Are we standing in agape-love – not just for those outside the threshold of the church but also for those already inside it? Are we a community of love, where wounds are bound and needs are met in concrete, tangible ways? Are we a community that gives dignity to difference?
And, even more importantly, can we ask these questions while being rooted and grounded in love (Ephesians 3:17 NRSV) rather than while standing in the anxiety of institutional survival?
We also need to consider whom we are standing with.
We live in a traumatized culture. The pandemic has left few people untouched and has further opened our eyes to the preexisting trauma systemically embedded in race and class distinctions. Unless the church can find a way to stand with those who are traumatized, many will continue to view the church as complicit in the trauma.

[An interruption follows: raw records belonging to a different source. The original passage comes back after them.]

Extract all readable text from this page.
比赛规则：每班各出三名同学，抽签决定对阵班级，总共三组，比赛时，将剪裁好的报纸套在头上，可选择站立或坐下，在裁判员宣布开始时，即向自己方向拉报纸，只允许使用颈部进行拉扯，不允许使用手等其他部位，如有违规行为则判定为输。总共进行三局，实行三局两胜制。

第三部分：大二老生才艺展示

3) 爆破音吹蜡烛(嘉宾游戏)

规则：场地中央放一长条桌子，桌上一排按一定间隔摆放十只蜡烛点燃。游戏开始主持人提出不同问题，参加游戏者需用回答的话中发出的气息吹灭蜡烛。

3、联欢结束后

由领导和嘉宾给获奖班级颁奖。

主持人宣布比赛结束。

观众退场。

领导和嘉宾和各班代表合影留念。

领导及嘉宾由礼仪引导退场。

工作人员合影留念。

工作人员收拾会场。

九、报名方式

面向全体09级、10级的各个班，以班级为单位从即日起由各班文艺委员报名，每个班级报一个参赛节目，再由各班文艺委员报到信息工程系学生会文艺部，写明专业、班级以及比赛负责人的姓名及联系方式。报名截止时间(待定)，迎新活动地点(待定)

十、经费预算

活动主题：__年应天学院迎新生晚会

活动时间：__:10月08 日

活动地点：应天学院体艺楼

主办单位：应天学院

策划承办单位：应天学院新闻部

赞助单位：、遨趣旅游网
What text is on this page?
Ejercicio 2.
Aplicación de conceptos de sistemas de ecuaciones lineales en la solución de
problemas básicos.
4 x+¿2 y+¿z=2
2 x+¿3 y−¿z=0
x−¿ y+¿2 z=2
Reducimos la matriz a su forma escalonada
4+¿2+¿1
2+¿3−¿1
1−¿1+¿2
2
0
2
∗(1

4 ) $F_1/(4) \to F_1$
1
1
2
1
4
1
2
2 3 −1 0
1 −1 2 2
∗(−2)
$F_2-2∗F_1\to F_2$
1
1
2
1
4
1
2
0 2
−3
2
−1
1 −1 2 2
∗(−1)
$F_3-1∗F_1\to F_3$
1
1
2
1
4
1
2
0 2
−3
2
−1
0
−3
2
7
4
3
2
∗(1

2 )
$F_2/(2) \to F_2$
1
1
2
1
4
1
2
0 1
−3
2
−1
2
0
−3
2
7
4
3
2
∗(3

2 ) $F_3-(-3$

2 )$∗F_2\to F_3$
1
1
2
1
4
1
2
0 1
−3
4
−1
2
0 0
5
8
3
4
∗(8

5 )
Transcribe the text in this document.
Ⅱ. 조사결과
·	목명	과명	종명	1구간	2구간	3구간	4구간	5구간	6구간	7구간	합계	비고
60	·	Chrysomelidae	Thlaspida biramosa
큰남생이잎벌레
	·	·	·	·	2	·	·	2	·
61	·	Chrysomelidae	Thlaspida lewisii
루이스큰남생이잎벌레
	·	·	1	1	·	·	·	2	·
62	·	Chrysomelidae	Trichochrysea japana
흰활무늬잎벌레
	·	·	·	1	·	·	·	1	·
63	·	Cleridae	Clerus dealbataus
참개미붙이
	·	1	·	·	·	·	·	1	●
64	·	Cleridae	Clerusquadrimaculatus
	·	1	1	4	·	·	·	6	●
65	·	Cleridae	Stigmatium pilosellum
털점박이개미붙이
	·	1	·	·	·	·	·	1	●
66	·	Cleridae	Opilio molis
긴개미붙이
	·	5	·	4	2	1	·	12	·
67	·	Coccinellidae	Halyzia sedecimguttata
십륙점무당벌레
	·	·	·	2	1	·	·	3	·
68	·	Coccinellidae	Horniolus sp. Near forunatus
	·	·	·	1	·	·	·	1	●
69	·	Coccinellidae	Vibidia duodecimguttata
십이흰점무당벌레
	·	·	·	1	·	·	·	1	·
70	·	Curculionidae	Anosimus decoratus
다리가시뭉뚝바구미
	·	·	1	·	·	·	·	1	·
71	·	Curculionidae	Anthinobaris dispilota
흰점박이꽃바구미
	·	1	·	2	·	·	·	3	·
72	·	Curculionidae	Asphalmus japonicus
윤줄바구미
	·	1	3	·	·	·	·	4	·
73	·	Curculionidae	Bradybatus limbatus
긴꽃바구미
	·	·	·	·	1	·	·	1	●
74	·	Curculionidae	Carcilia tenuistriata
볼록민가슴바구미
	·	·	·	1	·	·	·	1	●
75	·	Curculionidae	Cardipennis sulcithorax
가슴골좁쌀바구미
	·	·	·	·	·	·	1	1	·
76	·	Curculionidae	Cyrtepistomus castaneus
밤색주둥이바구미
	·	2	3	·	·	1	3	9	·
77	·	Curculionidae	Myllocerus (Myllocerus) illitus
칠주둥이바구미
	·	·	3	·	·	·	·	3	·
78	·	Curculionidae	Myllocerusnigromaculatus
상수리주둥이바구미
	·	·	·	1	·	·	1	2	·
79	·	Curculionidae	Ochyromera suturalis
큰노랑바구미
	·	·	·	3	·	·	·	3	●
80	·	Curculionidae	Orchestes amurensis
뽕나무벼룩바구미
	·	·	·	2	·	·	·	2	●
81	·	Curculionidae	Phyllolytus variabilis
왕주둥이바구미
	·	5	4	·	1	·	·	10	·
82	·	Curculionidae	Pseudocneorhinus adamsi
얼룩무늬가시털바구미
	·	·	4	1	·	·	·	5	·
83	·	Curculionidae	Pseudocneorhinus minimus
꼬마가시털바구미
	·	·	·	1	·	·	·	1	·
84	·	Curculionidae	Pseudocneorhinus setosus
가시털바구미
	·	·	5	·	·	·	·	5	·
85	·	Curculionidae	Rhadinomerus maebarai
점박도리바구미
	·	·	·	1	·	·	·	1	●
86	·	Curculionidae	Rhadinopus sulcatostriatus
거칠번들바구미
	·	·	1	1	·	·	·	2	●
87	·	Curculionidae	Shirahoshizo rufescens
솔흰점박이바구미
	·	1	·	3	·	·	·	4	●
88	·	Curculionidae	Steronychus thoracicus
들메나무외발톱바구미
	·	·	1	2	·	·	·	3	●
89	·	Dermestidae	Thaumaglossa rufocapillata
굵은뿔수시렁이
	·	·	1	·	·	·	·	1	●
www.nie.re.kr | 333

Just as God revealed his unspeakable name and holy purpose when he heard the cry of the people (Exodus 3:7ff) and just as the God of the resurrection aligned with the crucified one and not the dominant powers of society, how can the church create spaces where it hears and stands with those who are traumatized – whether the Nones, the disengaged Somes or those society rejects?
In those creative spaces, we are called to listen deeply and collaboratively until we find ourselves standing in a “with-ness” that overcomes the delusion of our differences and the dominant defenses we use to avoid suffering. In that place of “with-ness,” the “with-us” God always chooses to reveal and raise up what is next.
Finally, we must reimagine the threshold we are standing on.
For too long the church door has marked who is in and who is out: Nones on one side of the threshold and Somes on the other. Now, we are being invited to stand together on the same threshold: the threshold of possibility.
This threshold can occur anywhere. When Elizabeth Drescher asked more than 1,000 people about the spiritually meaningful practices in their lives, Nones ranked spending time with family, friends or pets or preparing food as their top four. Drescher calls these the Four F’s of Contemporary Spirituality: Family, Fido, Friends and Food.
Prayer came in at No. 5 on the list, but things like attending worship or Bible study ranked at the bottom. Spirituality in everyday life was more authentic for them. Interestingly, the Somes who participated in this survey ranked meaningful spiritual practices in the same order!
Perhaps the threshold on which we are called to stand together is found in the places of everyday authentic spirituality. And, perhaps, like Jacob we will find that “the Lord is in this place – and I did not know it” (Genesis 28:16 NRSV).
If this is true, then our task as leaders is to align with the Nones in the ordinary. We must take a position, like Jacob, of humility and not-knowing. This opens us to the possibility that the threshold on which we stand is none other than the “gate of heaven” (Genesis 28:17 NRSV).
It is here that we, as 15th century German philosopher Nicholas of Cusa said, come into a higher awareness of God as posse ipsum – possibility itself.